We would first have to show that we used the GDP 44 derivation path. This can be done with an index number and create a private key one level lower than the private master key. The private child key one level lower:
kchild = kpar + hash(kpar, cpar, i) from where
i is the index number. On the hardened derivative of GDP 44
i will be
0x80000044 (we use the latter 231 half the index number for the hardened derivative). This result gives us a 512-bit number. The left 256 bits represent the private child key, and the right 256 bits represent the child chain code.
The next level represents the coin. That's for Bitcoin
0x80000000 in hardened derivative. Then calculate the private private key and the chain code using the above form.

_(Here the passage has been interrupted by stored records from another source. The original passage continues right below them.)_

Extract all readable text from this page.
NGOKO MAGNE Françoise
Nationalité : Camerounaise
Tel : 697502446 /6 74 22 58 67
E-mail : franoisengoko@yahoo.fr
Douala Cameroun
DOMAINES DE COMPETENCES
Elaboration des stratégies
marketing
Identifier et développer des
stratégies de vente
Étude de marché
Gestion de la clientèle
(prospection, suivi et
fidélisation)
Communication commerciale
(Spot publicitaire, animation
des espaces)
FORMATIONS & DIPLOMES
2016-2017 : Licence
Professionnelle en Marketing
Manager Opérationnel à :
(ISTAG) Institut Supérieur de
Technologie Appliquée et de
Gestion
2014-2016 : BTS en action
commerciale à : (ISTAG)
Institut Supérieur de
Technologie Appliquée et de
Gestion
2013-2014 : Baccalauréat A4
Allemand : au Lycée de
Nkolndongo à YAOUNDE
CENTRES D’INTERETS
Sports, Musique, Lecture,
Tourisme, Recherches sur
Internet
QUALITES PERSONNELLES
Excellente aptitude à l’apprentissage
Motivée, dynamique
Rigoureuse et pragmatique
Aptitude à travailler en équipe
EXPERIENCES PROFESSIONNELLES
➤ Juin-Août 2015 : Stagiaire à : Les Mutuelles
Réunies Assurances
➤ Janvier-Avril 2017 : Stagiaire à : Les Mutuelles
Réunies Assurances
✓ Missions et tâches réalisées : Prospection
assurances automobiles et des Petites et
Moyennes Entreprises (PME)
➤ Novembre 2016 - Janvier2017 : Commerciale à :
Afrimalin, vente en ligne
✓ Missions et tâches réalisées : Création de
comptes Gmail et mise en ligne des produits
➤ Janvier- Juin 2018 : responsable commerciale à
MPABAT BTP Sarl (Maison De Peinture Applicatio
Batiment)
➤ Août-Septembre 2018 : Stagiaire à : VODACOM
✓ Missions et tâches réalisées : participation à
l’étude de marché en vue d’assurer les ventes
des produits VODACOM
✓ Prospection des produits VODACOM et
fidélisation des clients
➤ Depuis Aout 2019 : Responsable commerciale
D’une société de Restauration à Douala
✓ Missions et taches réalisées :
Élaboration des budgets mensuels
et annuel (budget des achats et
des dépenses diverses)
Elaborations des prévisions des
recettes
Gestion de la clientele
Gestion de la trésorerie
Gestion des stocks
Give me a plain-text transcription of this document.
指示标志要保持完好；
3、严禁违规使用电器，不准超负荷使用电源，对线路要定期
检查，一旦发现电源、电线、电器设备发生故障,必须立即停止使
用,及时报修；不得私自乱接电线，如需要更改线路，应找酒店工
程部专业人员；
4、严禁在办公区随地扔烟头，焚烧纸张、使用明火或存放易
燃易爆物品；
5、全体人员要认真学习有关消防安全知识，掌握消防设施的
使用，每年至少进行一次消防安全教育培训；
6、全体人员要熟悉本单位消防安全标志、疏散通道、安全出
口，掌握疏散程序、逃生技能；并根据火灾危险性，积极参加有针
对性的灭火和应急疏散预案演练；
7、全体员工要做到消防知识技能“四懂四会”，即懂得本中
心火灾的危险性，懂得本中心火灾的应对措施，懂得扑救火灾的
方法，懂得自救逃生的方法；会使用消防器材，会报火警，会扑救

The next level represents the account. You can use multiple accounts to represent different functions and to improve the management of your funds. You can use the logic above to generate the account's private key and chain code.
From here we no longer use the hardened derivative. The next level represents receiving an address against a change. In this way, you can set different bundles for receiving private keys and different bundles for changing private keys. The function we use to generate the child privately from the parent is:
kchild = kpar + hash(Kpar, cpar, i), Now
i will be
0x00000000 to receive and
0x00000001 for change. Also note that we now have a public key in the hash function instead of a private key.
At the next level, we use these receive and modify key bundles to generate individual private keys. Use the above generate private key and chain code and pass them to the above function
kchild = kpar + hash(Kpar, cpar, i) generate individual keys. Every increment of
i Gives you another private key.
Now use these private keys to generate bitcoin addresses.